Junior academic life is indeed rubbish and low paid. There has been a gradual trend I suppose over the last 20 years of the senior academics and professors gradually shedding their lecturing duties and taking relatively higher pay awards than junior staff. In this sort of 'winner take all' environment female academics have naturally lost out badly.

I have the strong suspicion that now university fees have gone up a lot of that money will flow straight thorough to senior academic salaries but not junior academics. If you are stood in a lecture hall more than once a week and have little research funding of your own you are increasingly in the death zone of academic life.

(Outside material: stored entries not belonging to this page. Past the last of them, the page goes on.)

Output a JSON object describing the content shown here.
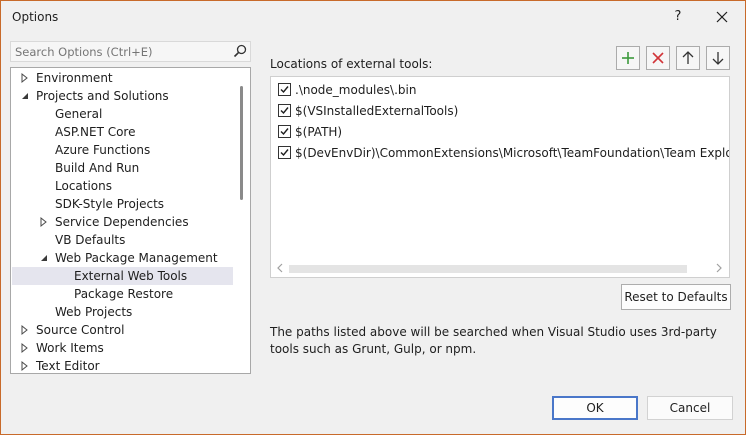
{
  "window": {
    "title": "Options",
    "help_label": "?"
  },
  "search": {
    "placeholder": "Search Options (Ctrl+E)",
    "value": ""
  },
  "tree": {
    "items": [
      {
        "label": "Environment",
        "arrow": "collapsed",
        "selected": false
      },
      {
        "label": "Projects and Solutions",
        "arrow": "expanded",
        "selected": false
      },
      {
        "label": "General",
        "arrow": "none",
        "selected": false
      },
      {
        "label": "ASP.NET Core",
        "arrow": "none",
        "selected": false
      },
      {
        "label": "Azure Functions",
        "arrow": "none",
        "selected": false
      },
      {
        "label": "Build And Run",
        "arrow": "none",
        "selected": false
      },
      {
        "label": "Locations",
        "arrow": "none",
        "selected": false
      },
      {
        "label": "SDK-Style Projects",
        "arrow": "none",
        "selected": false
      },
      {
        "label": "Service Dependencies",
        "arrow": "collapsed",
        "selected": false
      },
      {
        "label": "VB Defaults",
        "arrow": "none",
        "selected": false
      },
      {
        "label": "Web Package Management",
        "arrow": "expanded",
        "selected": false
      },
      {
        "label": "External Web Tools",
        "arrow": "none",
        "selected": true
      },
      {
        "label": "Package Restore",
        "arrow": "none",
        "selected": false
      },
      {
        "label": "Web Projects",
        "arrow": "none",
        "selected": false
      },
      {
        "label": "Source Control",
        "arrow": "collapsed",
        "selected": false
      },
      {
        "label": "Work Items",
        "arrow": "collapsed",
        "selected": false
      },
      {
        "label": "Text Editor",
        "arrow": "collapsed",
        "selected": false
      }
    ]
  },
  "panel": {
    "locations_label": "Locations of external tools:",
    "toolbar": {
      "add_icon": "plus-icon",
      "delete_icon": "delete-x-icon",
      "up_icon": "arrow-up-icon",
      "down_icon": "arrow-down-icon",
      "add_color": "#3c9a3c",
      "delete_color": "#d13438"
    },
    "paths": [
      {
        "path": ".\\node_modules\\.bin",
        "checked": true
      },
      {
        "path": "$(VSInstalledExternalTools)",
        "checked": true
      },
      {
        "path": "$(PATH)",
        "checked": true
      },
      {
        "path": "$(DevEnvDir)\\CommonExtensions\\Microsoft\\TeamFoundation\\Team Explorer\\Git\\",
        "checked": true
      }
    ],
    "reset_label": "Reset to Defaults",
    "description": "The paths listed above will be searched when Visual Studio uses 3rd-party tools such as Grunt, Gulp, or npm."
  },
  "footer": {
    "ok_label": "OK",
    "cancel_label": "Cancel"
  },
  "colors": {
    "accent_border": "#4a77c9",
    "window_border": "#c86a2a",
    "selection": "#e5e5ee"
  }
}
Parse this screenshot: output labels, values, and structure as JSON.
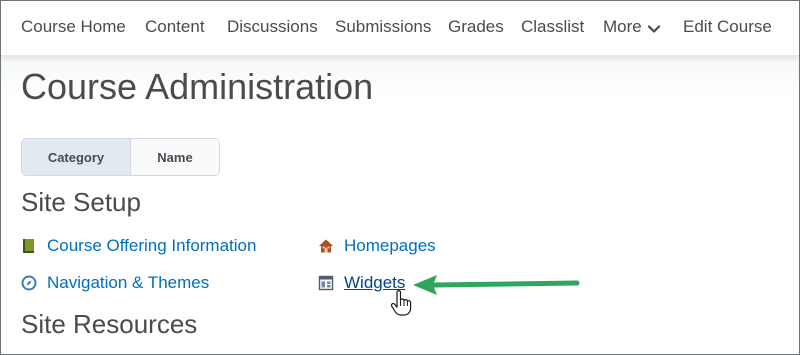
{
  "nav": {
    "items": [
      {
        "label": "Course Home"
      },
      {
        "label": "Content"
      },
      {
        "label": "Discussions"
      },
      {
        "label": "Submissions"
      },
      {
        "label": "Grades"
      },
      {
        "label": "Classlist"
      },
      {
        "label": "More"
      },
      {
        "label": "Edit Course"
      }
    ]
  },
  "page": {
    "title": "Course Administration"
  },
  "view_toggle": {
    "category_label": "Category",
    "name_label": "Name",
    "selected": "Category"
  },
  "sections": [
    {
      "title": "Site Setup",
      "links": [
        {
          "label": "Course Offering Information",
          "icon": "book-icon"
        },
        {
          "label": "Homepages",
          "icon": "home-icon"
        },
        {
          "label": "Navigation & Themes",
          "icon": "compass-icon"
        },
        {
          "label": "Widgets",
          "icon": "widgets-icon"
        }
      ]
    },
    {
      "title": "Site Resources"
    }
  ],
  "colors": {
    "link": "#006fbf",
    "text": "#494c4e",
    "arrow": "#2fa55d"
  }
}
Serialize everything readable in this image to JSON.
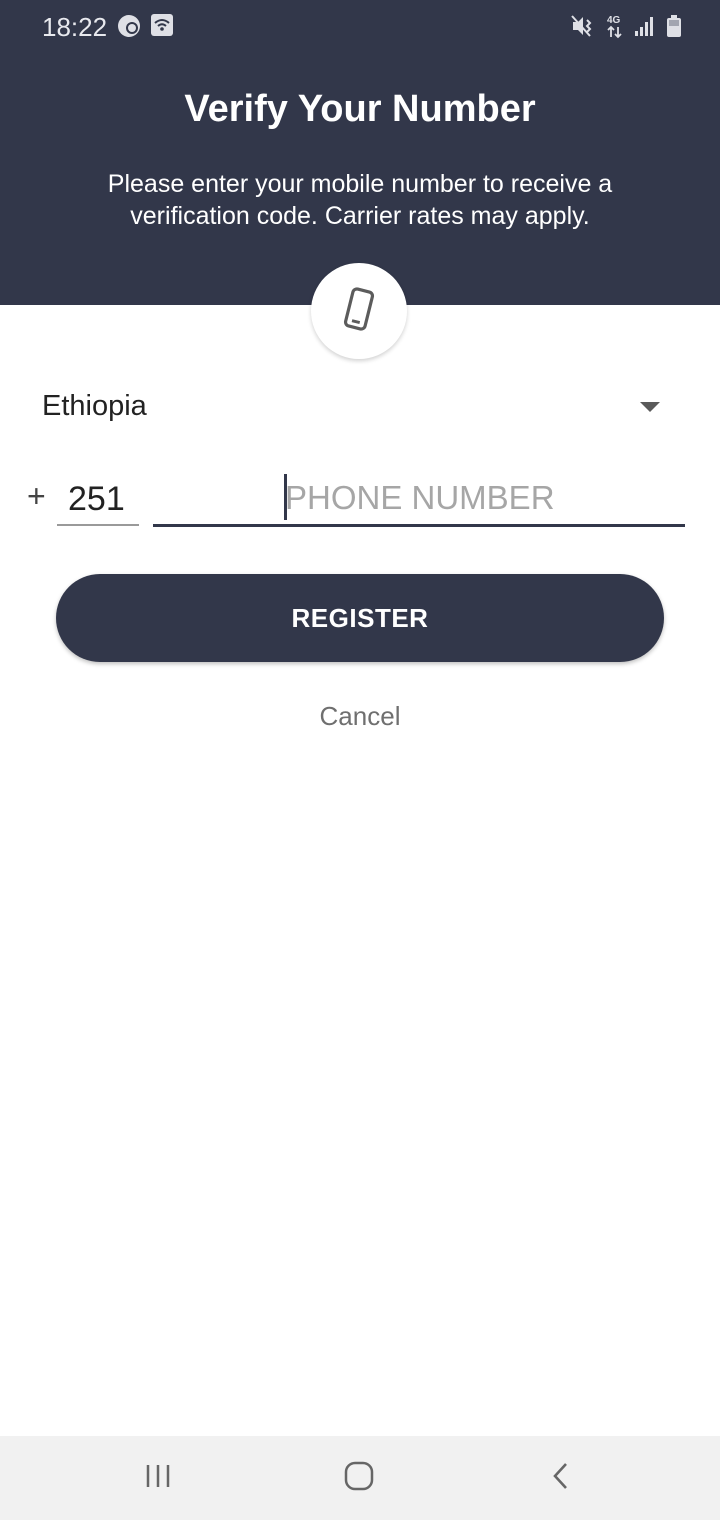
{
  "status_bar": {
    "time": "18:22",
    "network": "4G",
    "icons": [
      "ad-blocker-icon",
      "wifi-hotspot-icon",
      "vibrate-mute-icon",
      "network-4g-icon",
      "signal-icon",
      "battery-icon"
    ]
  },
  "header": {
    "title": "Verify Your Number",
    "subtitle": "Please enter your mobile number to receive a verification code. Carrier rates may apply.",
    "badge_icon": "mobile-phone-icon"
  },
  "form": {
    "country": "Ethiopia",
    "plus_sign": "+",
    "country_code": "251",
    "phone_value": "",
    "phone_placeholder": "PHONE NUMBER",
    "register_label": "REGISTER",
    "cancel_label": "Cancel"
  },
  "nav_bar": {
    "icons": [
      "recent-apps-icon",
      "home-icon",
      "back-icon"
    ]
  },
  "colors": {
    "header_bg": "#32374a",
    "button_bg": "#32374a",
    "nav_bg": "#f1f1f1"
  }
}
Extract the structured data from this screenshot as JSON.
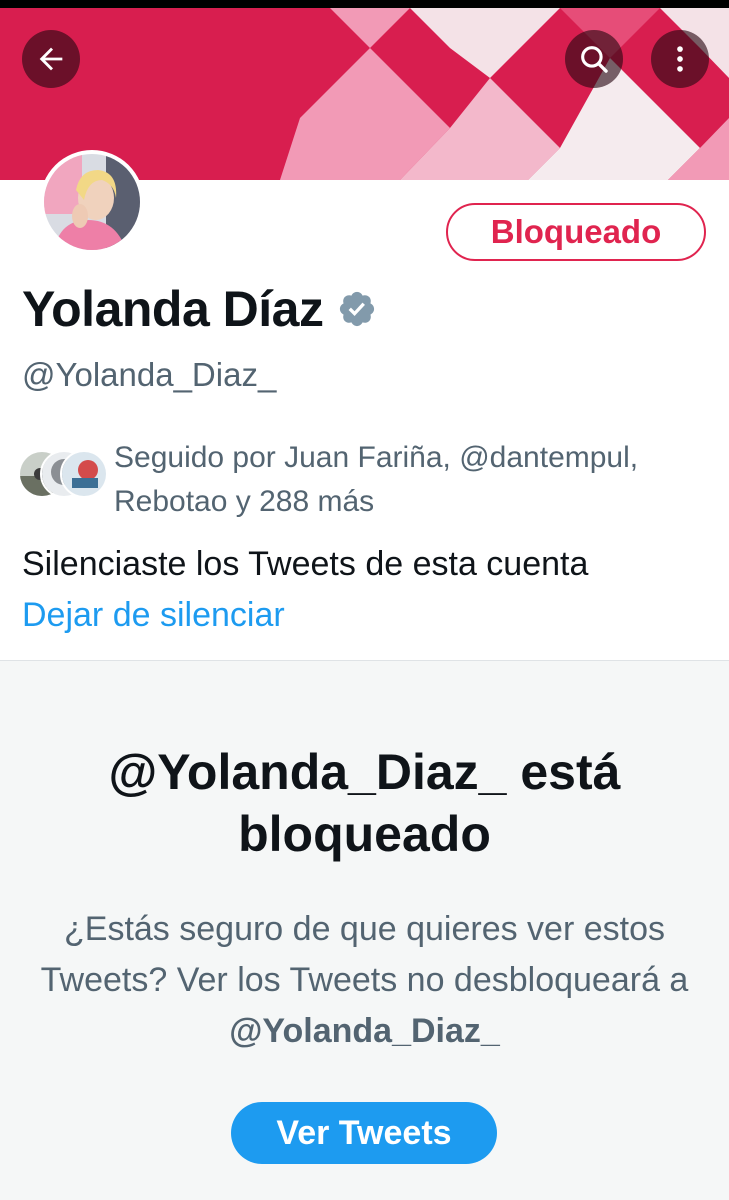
{
  "header": {
    "back_icon": "arrow-left-icon",
    "search_icon": "search-icon",
    "more_icon": "more-vertical-icon",
    "banner_colors": [
      "#d81e4f",
      "#f29ab6",
      "#f7f7f7"
    ]
  },
  "profile": {
    "blocked_button_label": "Bloqueado",
    "display_name": "Yolanda Díaz",
    "verified_icon": "verified-badge-icon",
    "handle": "@Yolanda_Diaz_",
    "followed_by_line1": "Seguido por Juan Fariña, @dantempul,",
    "followed_by_line2": "Rebotao y 288 más",
    "muted_notice": "Silenciaste los Tweets de esta cuenta",
    "unmute_link": "Dejar de silenciar"
  },
  "blocked_panel": {
    "title": "@Yolanda_Diaz_ está bloqueado",
    "description_prefix": "¿Estás seguro de que quieres ver estos Tweets? Ver los Tweets no desbloqueará a",
    "description_handle": "@Yolanda_Diaz_",
    "view_button_label": "Ver Tweets"
  },
  "colors": {
    "accent_blue": "#1d9bf0",
    "blocked_red": "#e0244f",
    "text_primary": "#0f1419",
    "text_secondary": "#536471"
  }
}
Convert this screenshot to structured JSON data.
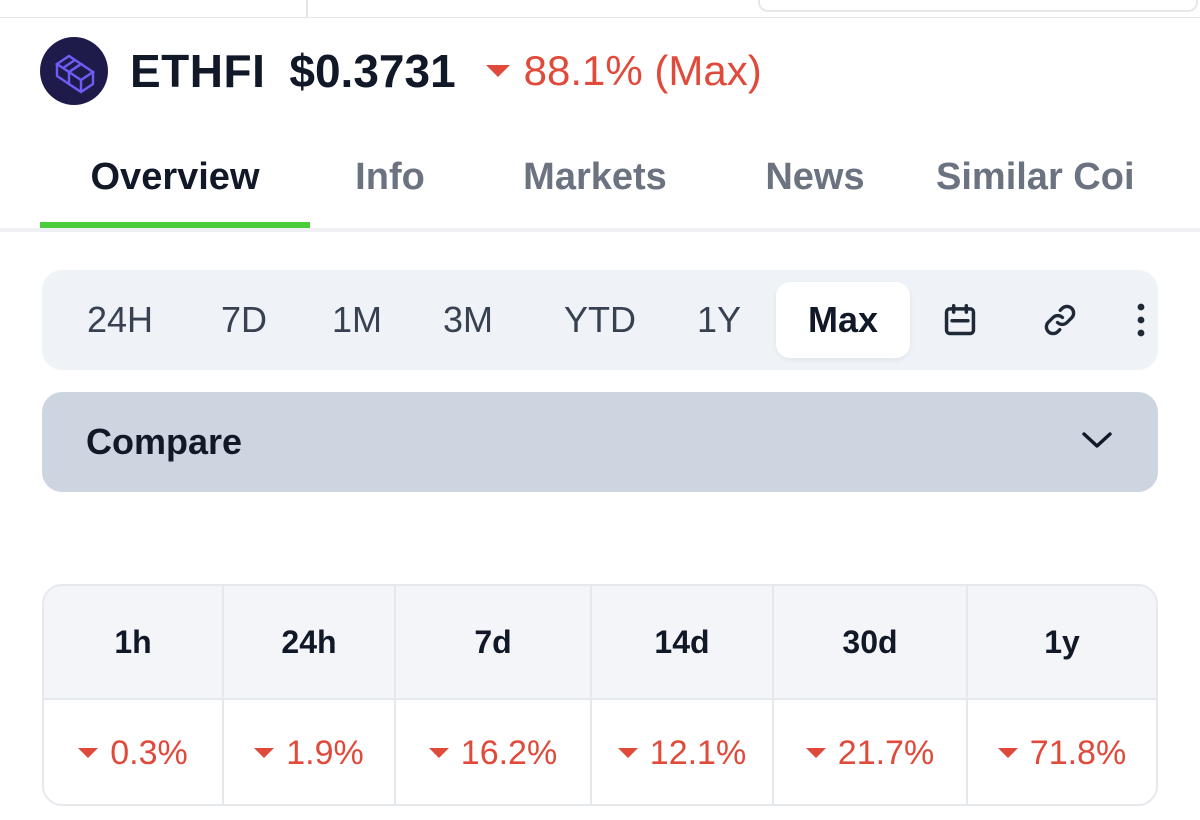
{
  "coin": {
    "symbol": "ETHFI",
    "price": "$0.3731",
    "change": "88.1% (Max)"
  },
  "tabs": [
    {
      "label": "Overview",
      "active": true
    },
    {
      "label": "Info",
      "active": false
    },
    {
      "label": "Markets",
      "active": false
    },
    {
      "label": "News",
      "active": false
    },
    {
      "label": "Similar Coi",
      "active": false
    }
  ],
  "timeframes": [
    {
      "label": "24H"
    },
    {
      "label": "7D"
    },
    {
      "label": "1M"
    },
    {
      "label": "3M"
    },
    {
      "label": "YTD"
    },
    {
      "label": "1Y"
    },
    {
      "label": "Max",
      "active": true
    }
  ],
  "toolbar_icons": [
    "calendar-icon",
    "link-icon",
    "more-vertical-icon"
  ],
  "compare": {
    "label": "Compare"
  },
  "stats": [
    {
      "period": "1h",
      "value": "0.3%"
    },
    {
      "period": "24h",
      "value": "1.9%"
    },
    {
      "period": "7d",
      "value": "16.2%"
    },
    {
      "period": "14d",
      "value": "12.1%"
    },
    {
      "period": "30d",
      "value": "21.7%"
    },
    {
      "period": "1y",
      "value": "71.8%"
    }
  ],
  "colors": {
    "negative": "#e04a3b",
    "active_tab_underline": "#4bcc3b",
    "logo_bg": "#1e1b4b"
  }
}
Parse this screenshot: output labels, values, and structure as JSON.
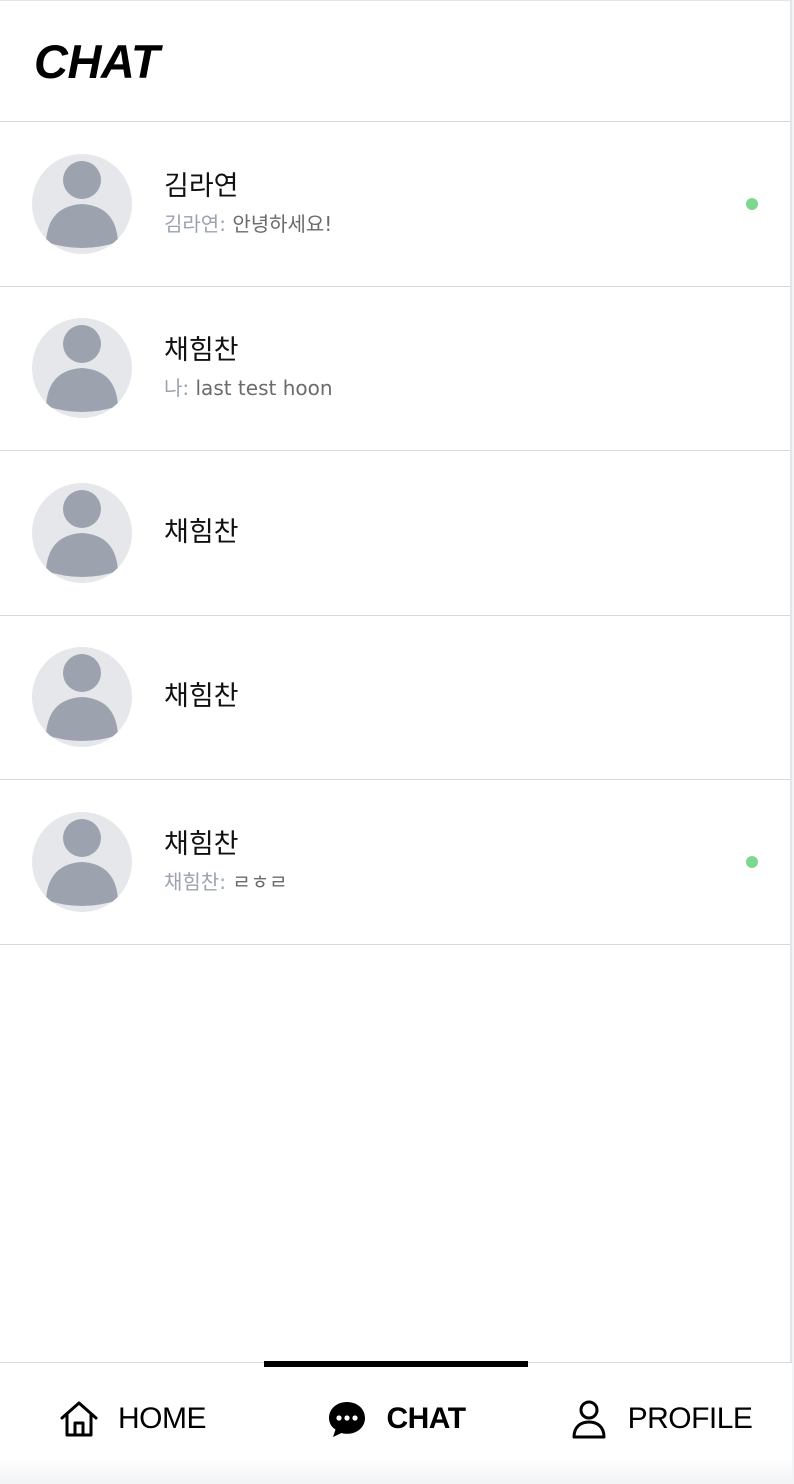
{
  "header": {
    "title": "CHAT"
  },
  "chats": [
    {
      "name": "김라연",
      "sender": "김라연:",
      "message": "안녕하세요!",
      "online": true
    },
    {
      "name": "채힘찬",
      "sender": "나:",
      "message": "last test hoon",
      "online": false
    },
    {
      "name": "채힘찬",
      "sender": "",
      "message": "",
      "online": false
    },
    {
      "name": "채힘찬",
      "sender": "",
      "message": "",
      "online": false
    },
    {
      "name": "채힘찬",
      "sender": "채힘찬:",
      "message": "ㄹㅎㄹ",
      "online": true
    }
  ],
  "nav": {
    "home_label": "HOME",
    "chat_label": "CHAT",
    "profile_label": "PROFILE",
    "active": "chat"
  },
  "colors": {
    "online": "#7bd88f",
    "avatar_bg": "#e5e7eb",
    "avatar_fg": "#9ca3af"
  }
}
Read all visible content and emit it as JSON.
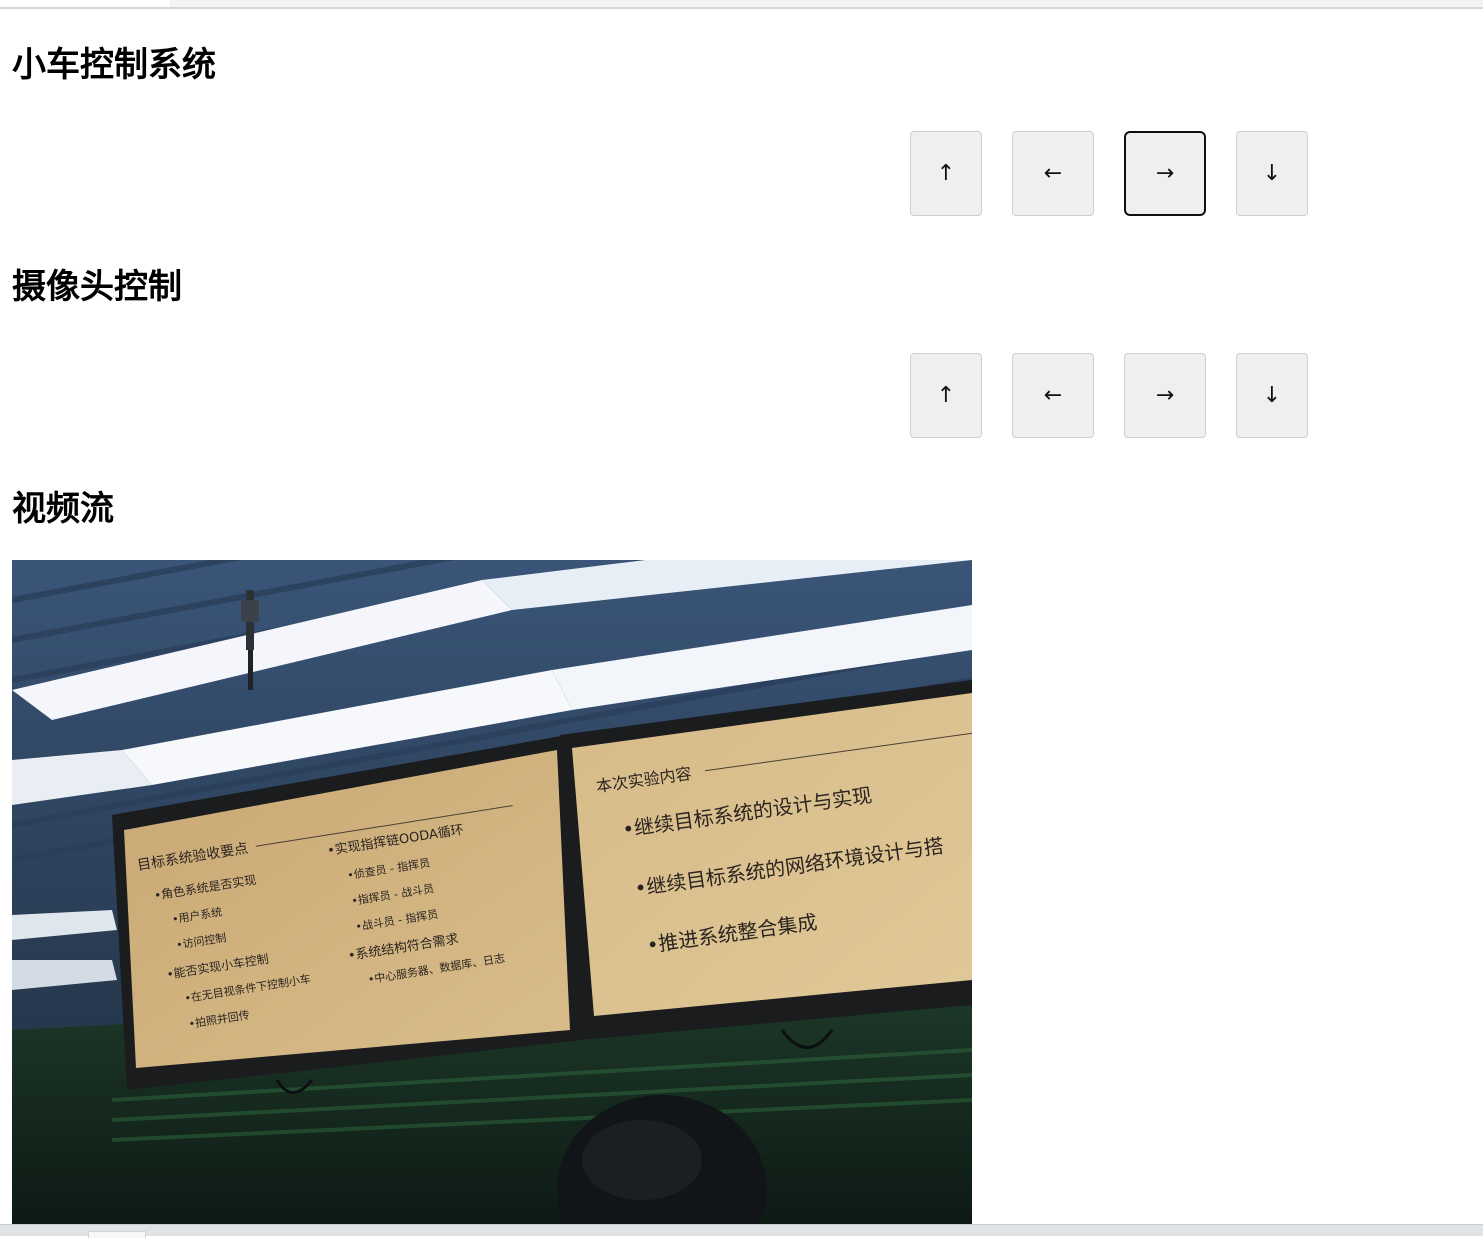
{
  "car_control": {
    "title": "小车控制系统",
    "buttons": {
      "up": "↑",
      "left": "←",
      "right": "→",
      "down": "↓"
    }
  },
  "camera_control": {
    "title": "摄像头控制",
    "buttons": {
      "up": "↑",
      "left": "←",
      "right": "→",
      "down": "↓"
    }
  },
  "video": {
    "title": "视频流",
    "left_slide": {
      "heading": "目标系统验收要点",
      "col1": [
        "•角色系统是否实现",
        "•用户系统",
        "•访问控制",
        "•能否实现小车控制",
        "•在无目视条件下控制小车",
        "•拍照并回传"
      ],
      "col2": [
        "•实现指挥链OODA循环",
        "•侦查员 - 指挥员",
        "•指挥员 - 战斗员",
        "•战斗员 - 指挥员",
        "•系统结构符合需求",
        "•中心服务器、数据库、日志"
      ]
    },
    "right_slide": {
      "heading": "本次实验内容",
      "items": [
        "•继续目标系统的设计与实现",
        "•继续目标系统的网络环境设计与搭",
        "•推进系统整合集成"
      ]
    }
  },
  "colors": {
    "button_bg": "#efefef",
    "button_border": "#cfcfcf",
    "focus_border": "#101010"
  }
}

As much as I used to enjoy interactng wth students and supervising PhDs I have to be honest and say if I were going back into academia now I would go for a senior role in the non academic finance/admin side of the University.

peppapighastakenovermylife · 04/05/2011 18:33

Quite - the stereotypes on here seem to lean towards males somewhat ....

anotheracademic · 04/05/2011 18:34

I hope it doesnt go wrong. I was just really curious to see what people think and what their impressions are. Some of these may be cliche or extreme but I find that quite interesting :)

OP posts:
breatheslowly · 04/05/2011 18:34

Incredibly hard to get a post, generally short tenure, may have to move worldwide (consequent disruption to personal life), need to be good at networking, not very well paid given how hard it is to get into.

TheVeryAngryMumapillar · 04/05/2011 18:35

I have no idea what an academic does.

MarshaBrady · 04/05/2011 18:36

I should have put a Wink after the hair thing.